The risks of the transplant medications include infection, kidney problems, infection, diabetes, high blood pressure, and abdominal symptoms like belly pain and nausea. A complete list of the risks is provided in the informed consent form and will be explained in full by the study doctor. There may be additional risks that are not yet known. If any new risks are identified, the study doctor will share those with you.
Throughout the study, you or your child’s health and safety will be monitored by the study doctor. Additionally, an independent board of scientists and medical professionals with expertise in areas such as adult and pediatric hear transplantation will regularly review study data and make recommendations to the Department of Defense regarding patient safety in this trial. Stringent safety reporting to the FDA is also required for this trial.
Why should you be part of the TEAMMATE Trial?
- TEAMMATE is the first randomized study comparing anti-rejection medications in children who have received a heart transplant.
- The results of this trial will help doctors learn what drugs are the safest and best at preventing rejection in kids who have had a heart transplant.
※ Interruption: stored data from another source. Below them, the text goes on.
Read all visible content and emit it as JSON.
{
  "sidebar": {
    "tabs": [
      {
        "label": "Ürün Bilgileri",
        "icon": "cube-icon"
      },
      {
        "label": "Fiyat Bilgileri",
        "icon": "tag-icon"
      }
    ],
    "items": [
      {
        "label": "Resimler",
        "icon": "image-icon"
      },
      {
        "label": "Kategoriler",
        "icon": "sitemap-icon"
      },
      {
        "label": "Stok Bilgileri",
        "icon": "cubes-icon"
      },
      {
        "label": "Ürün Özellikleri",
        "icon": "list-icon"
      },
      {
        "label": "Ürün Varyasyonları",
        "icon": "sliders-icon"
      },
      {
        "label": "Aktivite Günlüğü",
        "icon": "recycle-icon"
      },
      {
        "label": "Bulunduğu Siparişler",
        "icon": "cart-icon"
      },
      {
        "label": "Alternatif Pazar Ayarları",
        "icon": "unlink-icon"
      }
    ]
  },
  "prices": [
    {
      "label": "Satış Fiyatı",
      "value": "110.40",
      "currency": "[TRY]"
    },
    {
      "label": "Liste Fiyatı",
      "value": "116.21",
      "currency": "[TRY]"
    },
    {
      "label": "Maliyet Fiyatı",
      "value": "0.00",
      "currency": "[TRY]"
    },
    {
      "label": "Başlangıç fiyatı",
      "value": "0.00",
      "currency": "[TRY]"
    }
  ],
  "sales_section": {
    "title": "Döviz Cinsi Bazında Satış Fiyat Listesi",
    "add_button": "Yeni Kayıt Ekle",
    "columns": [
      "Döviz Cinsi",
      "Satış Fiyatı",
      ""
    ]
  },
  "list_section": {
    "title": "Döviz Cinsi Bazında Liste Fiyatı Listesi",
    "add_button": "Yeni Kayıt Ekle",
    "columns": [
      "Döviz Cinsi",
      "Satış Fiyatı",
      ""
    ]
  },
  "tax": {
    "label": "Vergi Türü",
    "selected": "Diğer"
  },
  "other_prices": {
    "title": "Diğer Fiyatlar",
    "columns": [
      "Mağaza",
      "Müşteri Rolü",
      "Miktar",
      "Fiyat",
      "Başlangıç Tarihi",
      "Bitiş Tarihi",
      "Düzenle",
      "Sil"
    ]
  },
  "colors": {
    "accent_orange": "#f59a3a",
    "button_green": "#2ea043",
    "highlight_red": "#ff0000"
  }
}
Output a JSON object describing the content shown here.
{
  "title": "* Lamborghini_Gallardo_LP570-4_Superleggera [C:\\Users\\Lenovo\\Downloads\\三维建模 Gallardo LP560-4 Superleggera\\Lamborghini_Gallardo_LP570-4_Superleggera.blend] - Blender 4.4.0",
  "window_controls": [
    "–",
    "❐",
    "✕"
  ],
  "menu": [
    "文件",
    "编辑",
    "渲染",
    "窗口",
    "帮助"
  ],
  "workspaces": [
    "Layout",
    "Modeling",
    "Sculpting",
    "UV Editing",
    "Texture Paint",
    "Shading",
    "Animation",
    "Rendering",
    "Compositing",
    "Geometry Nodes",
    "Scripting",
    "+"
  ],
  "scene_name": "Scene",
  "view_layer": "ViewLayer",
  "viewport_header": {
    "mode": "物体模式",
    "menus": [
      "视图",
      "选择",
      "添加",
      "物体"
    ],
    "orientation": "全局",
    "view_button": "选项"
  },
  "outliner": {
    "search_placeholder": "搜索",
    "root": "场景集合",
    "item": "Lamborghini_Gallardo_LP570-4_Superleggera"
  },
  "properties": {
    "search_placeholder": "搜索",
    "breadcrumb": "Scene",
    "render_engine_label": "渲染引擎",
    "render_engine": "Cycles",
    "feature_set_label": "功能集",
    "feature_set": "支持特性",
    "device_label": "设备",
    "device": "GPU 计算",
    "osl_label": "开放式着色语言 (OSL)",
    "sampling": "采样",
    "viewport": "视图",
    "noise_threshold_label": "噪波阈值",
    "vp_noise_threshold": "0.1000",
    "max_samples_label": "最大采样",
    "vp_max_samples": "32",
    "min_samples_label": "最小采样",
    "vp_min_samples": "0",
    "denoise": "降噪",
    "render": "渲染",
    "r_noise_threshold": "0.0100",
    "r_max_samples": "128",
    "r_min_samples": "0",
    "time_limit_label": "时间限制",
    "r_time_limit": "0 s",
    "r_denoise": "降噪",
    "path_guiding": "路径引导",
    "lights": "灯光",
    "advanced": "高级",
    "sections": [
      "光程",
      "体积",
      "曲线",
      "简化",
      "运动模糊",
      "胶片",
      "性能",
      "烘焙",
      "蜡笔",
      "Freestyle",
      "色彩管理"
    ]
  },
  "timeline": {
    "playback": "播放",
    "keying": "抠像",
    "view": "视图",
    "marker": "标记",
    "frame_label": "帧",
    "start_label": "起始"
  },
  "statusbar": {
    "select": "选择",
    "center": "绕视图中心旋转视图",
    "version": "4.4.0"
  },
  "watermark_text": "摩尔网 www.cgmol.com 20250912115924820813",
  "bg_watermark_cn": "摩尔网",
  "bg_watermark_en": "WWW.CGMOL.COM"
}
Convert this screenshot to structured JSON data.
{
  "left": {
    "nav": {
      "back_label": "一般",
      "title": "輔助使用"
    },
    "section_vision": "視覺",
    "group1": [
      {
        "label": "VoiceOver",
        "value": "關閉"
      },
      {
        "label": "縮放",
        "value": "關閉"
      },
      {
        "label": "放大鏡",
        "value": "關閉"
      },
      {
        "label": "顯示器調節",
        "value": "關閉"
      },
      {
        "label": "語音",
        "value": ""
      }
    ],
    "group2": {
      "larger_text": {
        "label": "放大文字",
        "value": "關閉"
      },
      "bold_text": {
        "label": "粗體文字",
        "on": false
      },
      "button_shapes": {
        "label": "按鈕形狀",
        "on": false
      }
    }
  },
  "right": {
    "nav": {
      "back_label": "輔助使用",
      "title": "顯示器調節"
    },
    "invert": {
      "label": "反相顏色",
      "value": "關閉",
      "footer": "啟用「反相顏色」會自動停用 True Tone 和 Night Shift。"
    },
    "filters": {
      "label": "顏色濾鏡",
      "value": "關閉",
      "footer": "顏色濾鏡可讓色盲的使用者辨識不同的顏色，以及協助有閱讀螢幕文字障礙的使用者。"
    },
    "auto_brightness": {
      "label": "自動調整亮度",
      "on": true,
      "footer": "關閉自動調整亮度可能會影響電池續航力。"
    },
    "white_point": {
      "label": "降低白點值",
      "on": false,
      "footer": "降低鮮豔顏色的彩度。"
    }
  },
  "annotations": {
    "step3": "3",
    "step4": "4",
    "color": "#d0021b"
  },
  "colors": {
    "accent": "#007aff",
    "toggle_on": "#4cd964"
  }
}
- The results from the study may lead to the first FDA approval of anti-rejection medications for use in kids who have had a heart transplant, which will make these medications easier to prescribe.
- Participants will receive a small payment of $50 per visit to help cover out of pocket expenses (travel, meals, etc.).
TEAMMATE Trial Updates
- We have enrolled at over 20 clinical sites.
- Over 200 patients have been enrolled in the trial and have been “randomized” to one of the two treatment arms.
- We have enrolled and randomized a total of 211 pediatric heart transplant recipients. Enrollment is now complete.